I accepted that I was ill several years ago. But up until the last few months, I had never really considered myself disabled. Up until a few months ago my health did not stop me doing anything an able-bodied person could do. But as I look around my room, with the bedside table covered with a plethora of different medications and at the aids provided by the Occupational Therapist and my huge box of catheter and medical supplies, it's hard to deny that I am disabled.

It has left me questioning who I am now. I suppose while I am coming to terms with the new part of my identity that is disabled and I am also grieving for my life of before. I hope that different options to help deal with Fowler's will make life easier in the future and that I will regain some of my old identity. But I also worry that I will never be able to hike in the highlands again. I wonder if I will ever wake up and not be in pain again. And I wonder if I will ever find the sense of purpose that a good job provides again.

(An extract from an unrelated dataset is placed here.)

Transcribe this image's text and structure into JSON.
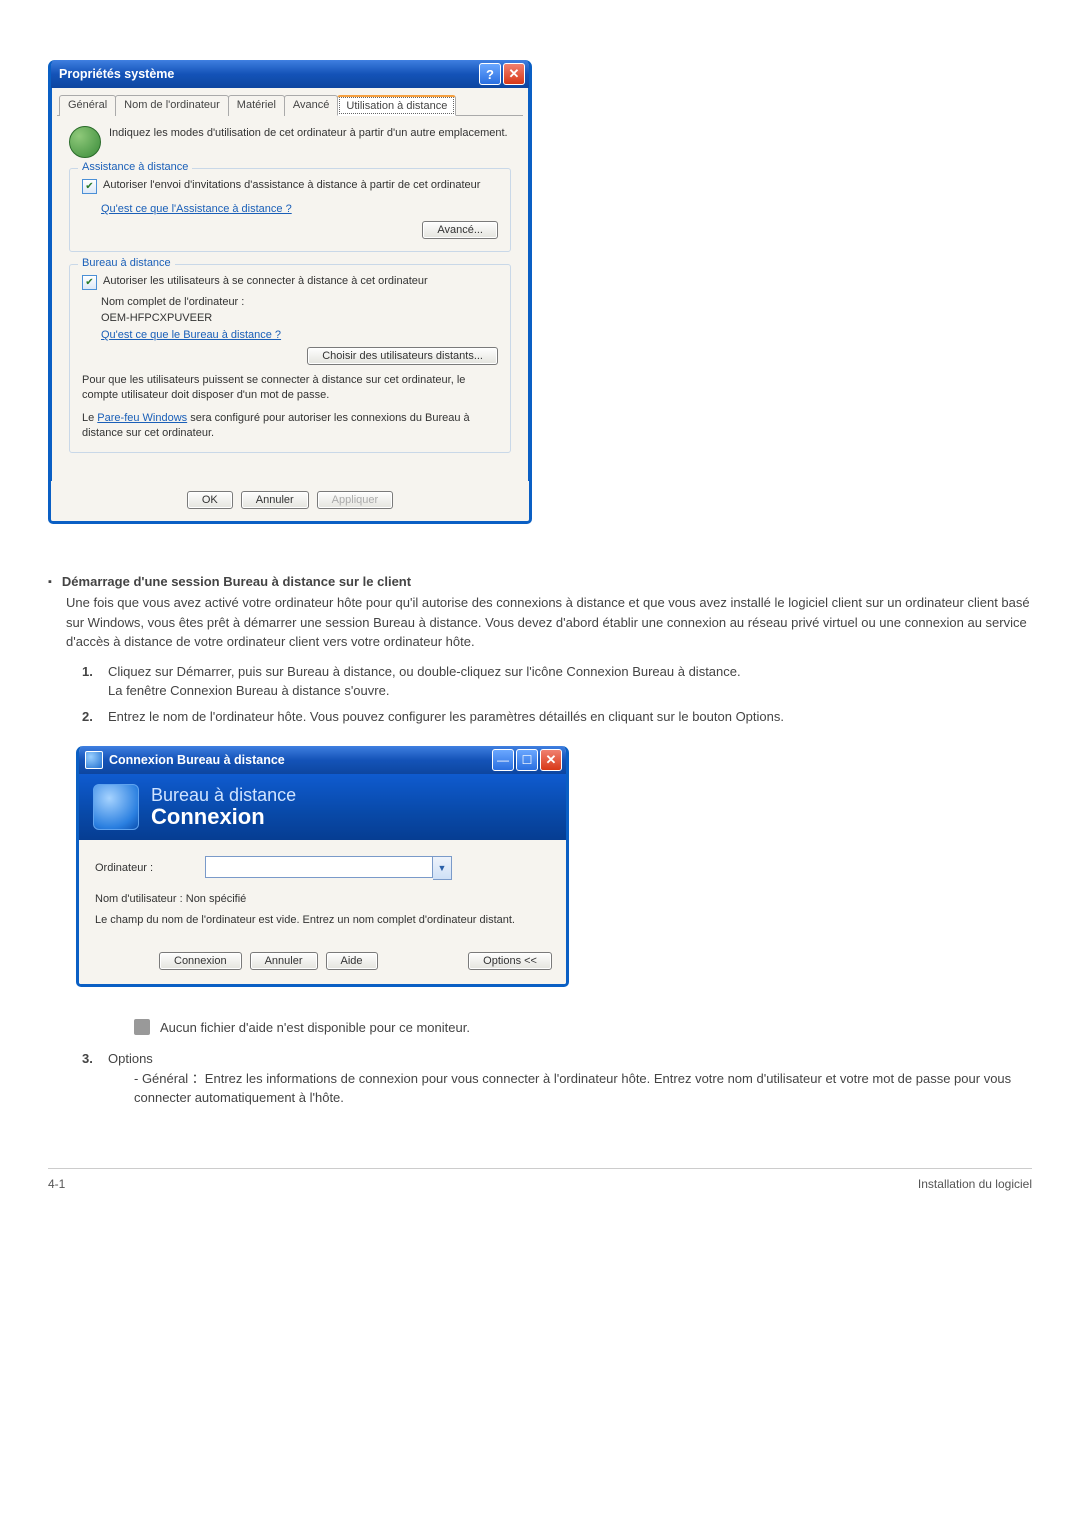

Although the above is always a worry, I can also see how accepting my disability has opened up other doors. I may live mostly in the confines of our little house but I'm living in the age of the internet. I don't have many friends that I physically spend time with these days, but through online communities I have found tremendous support and friends. And experiencing the trials of being disabled for myself has opened my eyes to the issues facing the disabled community. I've always enjoyed work in the charity sector, in fact working in the charity sector was once one of my long term career goals. I like to feel I am making a difference and raising awareness of the struggles disabled people face, advocating for our rights and supporting my disabled friends as they have supported me is something I could find purpose in. I also love writing, and although I find concentrating a lot harder these days, I feel it is something I can devote more time to now. Sat at my computer, my world opens up once more.

I'm still working out who I am now that so much has changed. I would like to say that my disability hasn't changed me at all, but it has. It plays a huge part in my day to day life and as much as I don't want that to be what ultimately defines me, I don't think its impact on me should be trivialised either. Living with the health problems I have is definitely not what I would have chosen for myself, and yes it makes things really hard at times. There are days when I feel like throwing in the towel, but I am positive that it will shape me into a better person and that I will have happy, fulfilling times ahead, just not how I originally planned.

If you are going through a similar journey to acceptance my advice is, don't be afraid to take your time. Don't feel you need to be that brave, inspiration of a person that everyone keeps telling you you are. It's okay to be pissed off at the hand you've been dealt. Its ok if you can't take everything in your stride. You will get there in time and it might very well change who you are in some ways. You may feel like you lose parts of yourself but where you lose you will start growing is new directions.